津田の作風は家族が崩壊ぎりぎりの所で踏みとどまり、元に戻っていく作品が多く、文学賞を受賞した作品もあった。破天荒な作風から乱暴な人間だと思っていたが、本人は穏やかなおじさんだった。

 彼は執筆の合間に銭湯によく行くと話していた。毎日決まった時間に起きて、集中して書いている為、肩こりが辛い。それに加えて眼も疲れ肩が上がらないと周囲を笑わせた。

 津田は銭湯について熱く語った。肩こりが酷くなると銭湯に行き、長風呂に浸かるそうだ。何も調べずに、予備知識もなしに知らない街にぶらりと旅立つ。彼はそこで煙突を探して歩く。

 そして銭湯で地元の人々と、会話を交わす。地元の人しか行かない定食屋や居酒屋の情報をタクシーの運転手から上手い具合に聞き出し、その店に一人で行くのがリラックスの秘訣だそうだ。地元の人しか行かない様な汚くて騒がしい、旨い店に当たると上機嫌になり、再び執筆に戻る生活を繰り返していると話していた。

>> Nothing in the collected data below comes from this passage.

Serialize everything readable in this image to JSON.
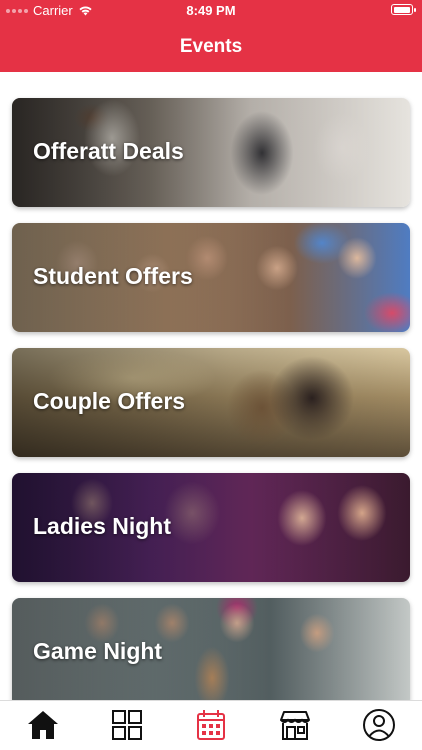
{
  "status_bar": {
    "carrier": "Carrier",
    "time": "8:49 PM"
  },
  "header": {
    "title": "Events"
  },
  "events": [
    {
      "label": "Offeratt Deals",
      "photo": "business-handshake"
    },
    {
      "label": "Student Offers",
      "photo": "students-thumbs-up"
    },
    {
      "label": "Couple Offers",
      "photo": "couple-embrace"
    },
    {
      "label": "Ladies Night",
      "photo": "women-party"
    },
    {
      "label": "Game Night",
      "photo": "friends-board-game"
    }
  ],
  "tab_bar": {
    "items": [
      {
        "icon": "home-icon",
        "active": false
      },
      {
        "icon": "grid-icon",
        "active": false
      },
      {
        "icon": "calendar-icon",
        "active": true
      },
      {
        "icon": "store-icon",
        "active": false
      },
      {
        "icon": "profile-icon",
        "active": false
      }
    ]
  },
  "colors": {
    "accent": "#e53245",
    "tab_active": "#e53245",
    "tab_inactive": "#111111"
  }
}
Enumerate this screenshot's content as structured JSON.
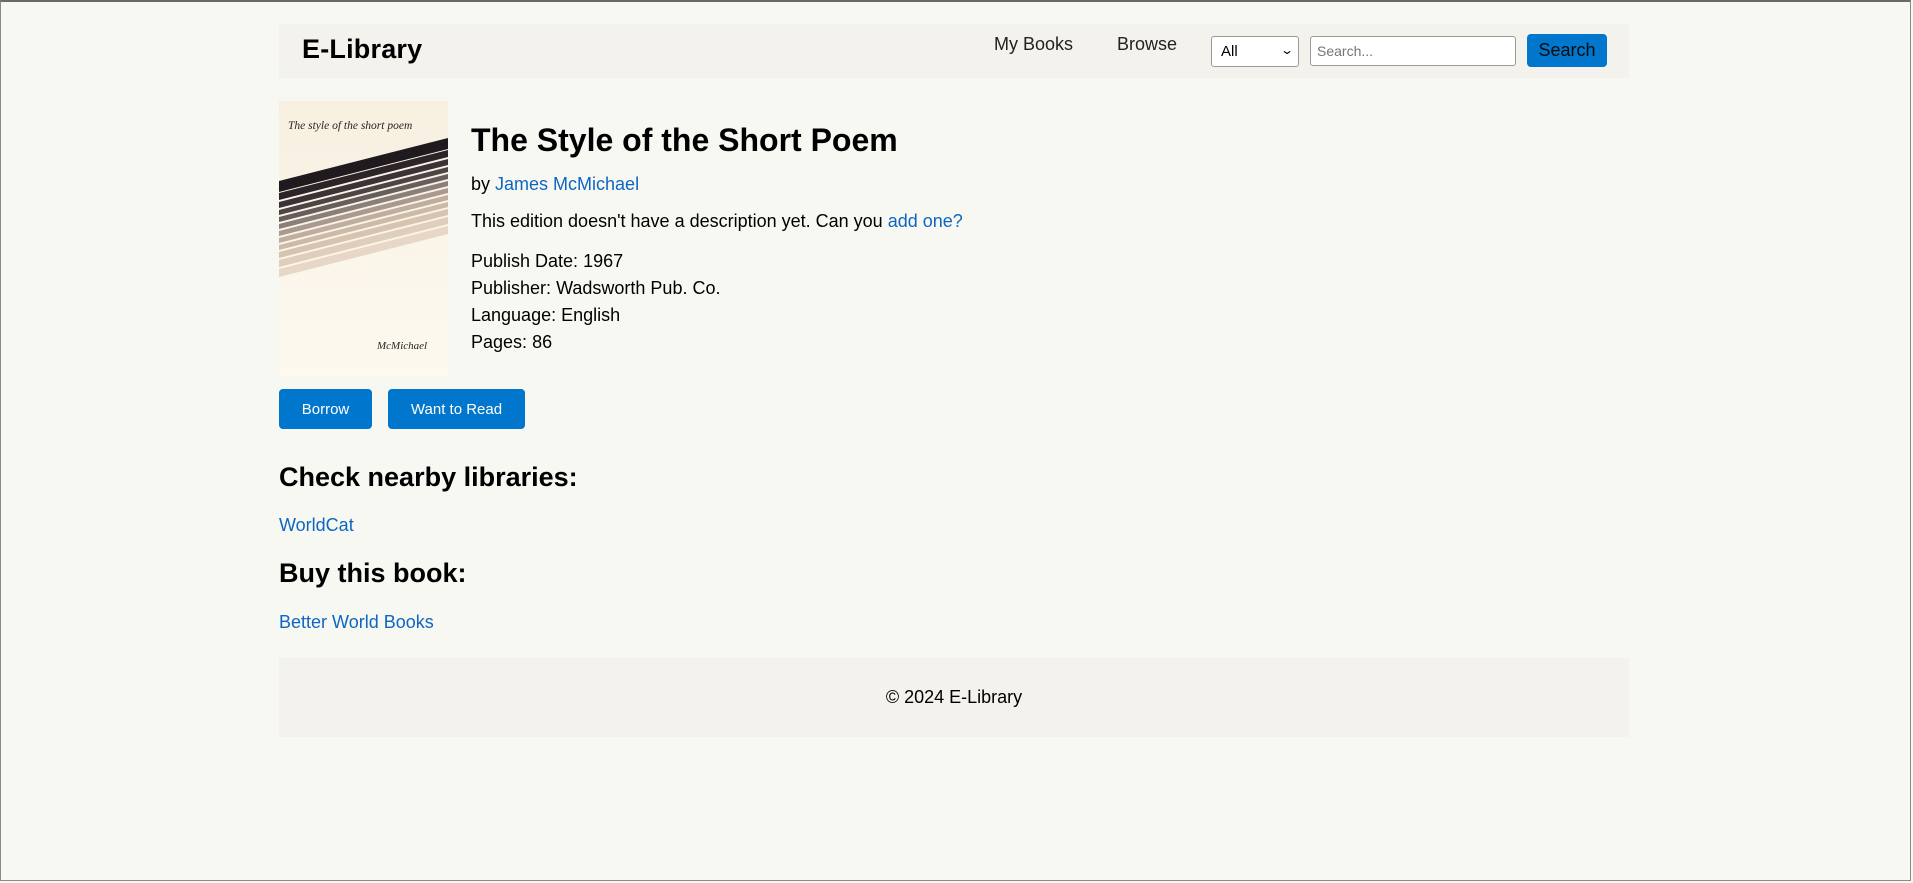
{
  "header": {
    "logo": "E-Library",
    "nav": {
      "my_books": "My Books",
      "browse": "Browse"
    },
    "search": {
      "scope_value": "All",
      "placeholder": "Search...",
      "button_label": "Search"
    }
  },
  "book": {
    "cover": {
      "title_text": "The style of the short poem",
      "author_text": "McMichael"
    },
    "title": "The Style of the Short Poem",
    "by_prefix": "by",
    "author": "James McMichael",
    "description_text": "This edition doesn't have a description yet. Can you",
    "description_link": "add one?",
    "publish_date_label": "Publish Date:",
    "publish_date": "1967",
    "publisher_label": "Publisher:",
    "publisher": "Wadsworth Pub. Co.",
    "language_label": "Language:",
    "language": "English",
    "pages_label": "Pages:",
    "pages": "86"
  },
  "actions": {
    "borrow": "Borrow",
    "want_to_read": "Want to Read"
  },
  "libraries": {
    "heading": "Check nearby libraries:",
    "worldcat": "WorldCat"
  },
  "buy": {
    "heading": "Buy this book:",
    "better_world_books": "Better World Books"
  },
  "footer": {
    "copyright": "© 2024 E-Library"
  },
  "colors": {
    "accent": "#0077cc",
    "link": "#0d66c2",
    "page_bg": "#f8f8f3",
    "panel_bg": "#f3f2ec"
  }
}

 作家の日常はおかしい。トークの時間が終わりに近づき質疑応答の時間となったが誰も手を上げない。私は恐る恐る手を上げた。

「…質問があります。小説家になるにはどうしたらいいですか?」

「毎日小説を書く位かな。毎日書いてればいつかは完成する。逆に君に聞こう。小説家になる為に何かしている?」

  私は貝のように黙ってしまった。何も答えられない。私の異変を察知した津田が機転を利かせてくれた。

「いじわるな事、聞いちゃったかな。ごめん。僕が大学の頃は、好きな小説をよく書き写していたよ。その頃は星新一が好きでね。短編小説のぼっこちゃんての暗記する位読んでたよ。少しは参考になったかな?」

「ありがとうございました」

「まずは、好きなものを自在に書ける様になる為に、作品を沢山模写して徹底的に分析した方がいいよ。ベストセラーとか好きな小説とかね。僕の本でもいいよ。小説の構造を理解した上で、自分でも書いてみる。その方が絶対にいいと思う」 

 そして、彼は優しく笑った。くっきりと浮き出た笑い皺が、津田の優しそうな人柄を現していた。恥ずかしい。何も答えらなかった自分がとても嫌になった。しかも、初対面の津田にも要らぬエネルギーを使わせてしまい申し訳ない気持ちでいっぱいとなった。やはり大人は偉い。

 私も将来作家になりトークショーを行えるような人間になれたら、今日の津田のように気の使える人になりたい。相手が子供でも、夢を壊さぬように真摯に対応したい。 その日、津田を私の師匠と決めた。